Pertumbuhan Ekonomi 5 Persen Jokowi Gagal

Safari
Pertumbuhan Ekonomi 5 Persen Jokowi Gagal
Peneliti ekonomi dari Pergerakan Kedaulatan Rakyat (PKR) Gede Sandra

Jakarta, HanTer-- Peneliti ekonomi dari Pergerakan Kedaulatan Rakyat (PKR) Gede Sandra mengatakan, Presiden Jokowi Widodo (Jokowi) yang menjanjikan pertumbuhan ekonomi 7 persen, namun  kenyataannya hanya 5 persen. Hal ini menunjukkan kegagalannya dalam bidang ekonomi. Pertumbuhan ekonomi Indonesia yang cuma 5 persen ini bila dibandingkan dengan seluruh negara di dunia maka Indonesia menduduki peringkat ke -35.

Oleh karena itu tidak tepat bila membandingkan pertumbuhan ekonomi Indonesia dengan negara-negara maju, seperti yang sering disampaikan pemerintah, yang berpendapatan tinggi seperti G-20. Padahal pertumbuhan ekonomi 5 persen tidak cukup untuk meningkatkan pendapatan perkapita Indonesia ke level menengah-tinggi (US$ 3896-US$12025) versi Bank Dunia.

"Saat ini pendapatan perkapita per 2018 kita baru di US$ 3.877, atau masih di level menengah," jelasnya.

Kenaikan Harga

Pengamat ekonomi dari Asosiasi Ekonomi Politik Indonesia (AEPI), Salamuddin Daeng mengatakan, ada beberapa sebab yang menyebabkan ekonomi hanya tumbuh 5 persen, padahal sebelumnya dijanjikan 7 persen. Pertama, kebijakan Jokowi menekan daya saing industri melalui kebijakan kenaikan suku bunga, kenaikan harga energi BBM dan listrik.

"Akibatnya perusahaan gagal ekspansi bahkan banyak yang gulung tikar," ujar Salamudin Daeng kepada Harian Terbit, Senin (4/3/2019).

Kedua, sambung Salamudin, pemerintahan Jokowi gagal memberdayakan industri nasional dalam berbagai mega proyek infrastruktur. Saat ini mega proyek infrastruktur yang dibangun Jokowi banyak menggunakan barang barang impor. Sebagai contoh industri semen dan besi baja justru kinerjanya menurun di saat mega proyek infrastruktur digalakkan. Seharusnya mega proyek infrastruktur menggunakan komponen lokal.

Ketiga, pemerintah Jokowi gagal menggerakkan daya beli masyarakat. Saat ini konsumsi cenderung melemah dalam empat tahun terakhir. Padahal ekonomi Indonesia 53-55 persen digerakkkan oleh konsumsi masyarakat. Pelemahan konsumsi ditunjukkan oleh melemahnya permintaan. Akibatnya inflasi rendah dalam satu tahun terakhir. Bahkan awal tahun 2019 malah terjadi deflasi. Artinya konsumsi menurun drastis.
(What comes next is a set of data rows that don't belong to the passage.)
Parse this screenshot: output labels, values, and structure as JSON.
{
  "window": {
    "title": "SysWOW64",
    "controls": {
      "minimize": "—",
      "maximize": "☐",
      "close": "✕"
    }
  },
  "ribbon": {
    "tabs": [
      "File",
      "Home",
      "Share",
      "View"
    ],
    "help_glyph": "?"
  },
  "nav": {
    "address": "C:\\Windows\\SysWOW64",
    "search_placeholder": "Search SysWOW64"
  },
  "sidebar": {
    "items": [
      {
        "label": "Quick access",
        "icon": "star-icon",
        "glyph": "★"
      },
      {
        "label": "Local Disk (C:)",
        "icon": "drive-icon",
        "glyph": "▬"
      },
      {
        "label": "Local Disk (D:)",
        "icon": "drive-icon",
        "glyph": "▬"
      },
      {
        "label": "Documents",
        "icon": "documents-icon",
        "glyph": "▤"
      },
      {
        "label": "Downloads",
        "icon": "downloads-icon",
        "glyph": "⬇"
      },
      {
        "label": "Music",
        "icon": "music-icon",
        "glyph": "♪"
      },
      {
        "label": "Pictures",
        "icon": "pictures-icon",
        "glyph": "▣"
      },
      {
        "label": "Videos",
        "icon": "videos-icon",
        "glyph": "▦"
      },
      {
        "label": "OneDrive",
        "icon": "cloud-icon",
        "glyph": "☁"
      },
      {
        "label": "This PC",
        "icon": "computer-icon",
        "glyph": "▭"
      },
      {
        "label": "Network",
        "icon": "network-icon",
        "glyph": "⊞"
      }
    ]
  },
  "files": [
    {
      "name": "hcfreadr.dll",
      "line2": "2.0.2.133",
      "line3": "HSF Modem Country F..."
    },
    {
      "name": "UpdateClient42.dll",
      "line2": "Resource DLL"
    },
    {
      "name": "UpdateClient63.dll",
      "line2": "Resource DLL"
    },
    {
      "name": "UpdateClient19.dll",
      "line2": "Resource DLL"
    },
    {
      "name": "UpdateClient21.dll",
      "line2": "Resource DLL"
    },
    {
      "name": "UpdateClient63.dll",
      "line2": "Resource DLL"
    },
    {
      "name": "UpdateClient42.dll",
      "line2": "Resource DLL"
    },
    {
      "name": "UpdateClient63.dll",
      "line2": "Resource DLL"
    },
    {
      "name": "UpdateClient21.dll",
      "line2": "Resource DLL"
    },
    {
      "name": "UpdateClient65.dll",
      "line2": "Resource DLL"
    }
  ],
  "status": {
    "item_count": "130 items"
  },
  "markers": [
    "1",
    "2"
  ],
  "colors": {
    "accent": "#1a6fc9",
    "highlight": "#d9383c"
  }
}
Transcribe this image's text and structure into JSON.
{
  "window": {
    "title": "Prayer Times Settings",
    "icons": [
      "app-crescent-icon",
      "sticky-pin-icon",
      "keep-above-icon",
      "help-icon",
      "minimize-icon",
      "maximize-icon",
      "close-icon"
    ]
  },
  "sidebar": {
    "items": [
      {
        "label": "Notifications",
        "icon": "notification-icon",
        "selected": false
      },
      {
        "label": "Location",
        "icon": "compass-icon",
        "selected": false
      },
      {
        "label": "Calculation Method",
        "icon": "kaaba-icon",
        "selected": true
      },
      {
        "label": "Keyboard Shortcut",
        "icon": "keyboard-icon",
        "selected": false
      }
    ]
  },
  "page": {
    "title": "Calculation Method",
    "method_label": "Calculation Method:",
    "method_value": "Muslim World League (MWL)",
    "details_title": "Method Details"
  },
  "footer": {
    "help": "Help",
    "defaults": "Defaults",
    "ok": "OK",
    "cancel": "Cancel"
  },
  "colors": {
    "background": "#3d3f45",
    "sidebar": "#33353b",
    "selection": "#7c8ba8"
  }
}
Keempat, pemerintahan Jokowi gagal meningkatkan perdagangan internasional dengan meningkatkan ekspor yang ditandai dengan ekspor yang terus menurun. Demikian juga impor menurun. Namun pada saat yang sama defisit perdagangan terus berlangsung. Ini menandakan keadaan ekonomi yang sangat buruk karena defisit terjadi di saat impor menurun dan ekspor menurun lebih besar.

Kelima, kinerja APBN juga tidak membaik. Penerimaan negara baik dari pajak maupun non pajak tidak meningkat signifikan. Bahkan jika APBN diukur dalam US dolar nilainya menurun drastis. Padahal belanja negara juga dialokasikan untuk membeli barang impor dan membayar utang dalam bentuk dolar. Sementara penerimaan negara jika diukur dalam dolar anjlok parah.

Pengamat kebijakan publik dari Indonesian Public Institute (IPI), Jerry Massie mengakui dari sisi pertumbuhan ekonomi memang Jokowi kalah sama pemerintahan SBY yang pertumbuhan ekonominya tembus rata-rata 6 persen. Padahal Jokowi berjanji pertumbuhan ekonomi anak naik 7 persen, tapi kenyataannya hanya 5 persen.

"Ada sejumlah menteri dibidang ekonomi yang kurang maksimal dan kinerjanya tak seperti yang diharapkan. Hal ini berakibat Jokowi tidak bisa menaikan janji pertumbuhan ekonomi sebesar 7 persen," ujar Jerry Massie kepada Harian Terbit, Minggu (3/3/2019).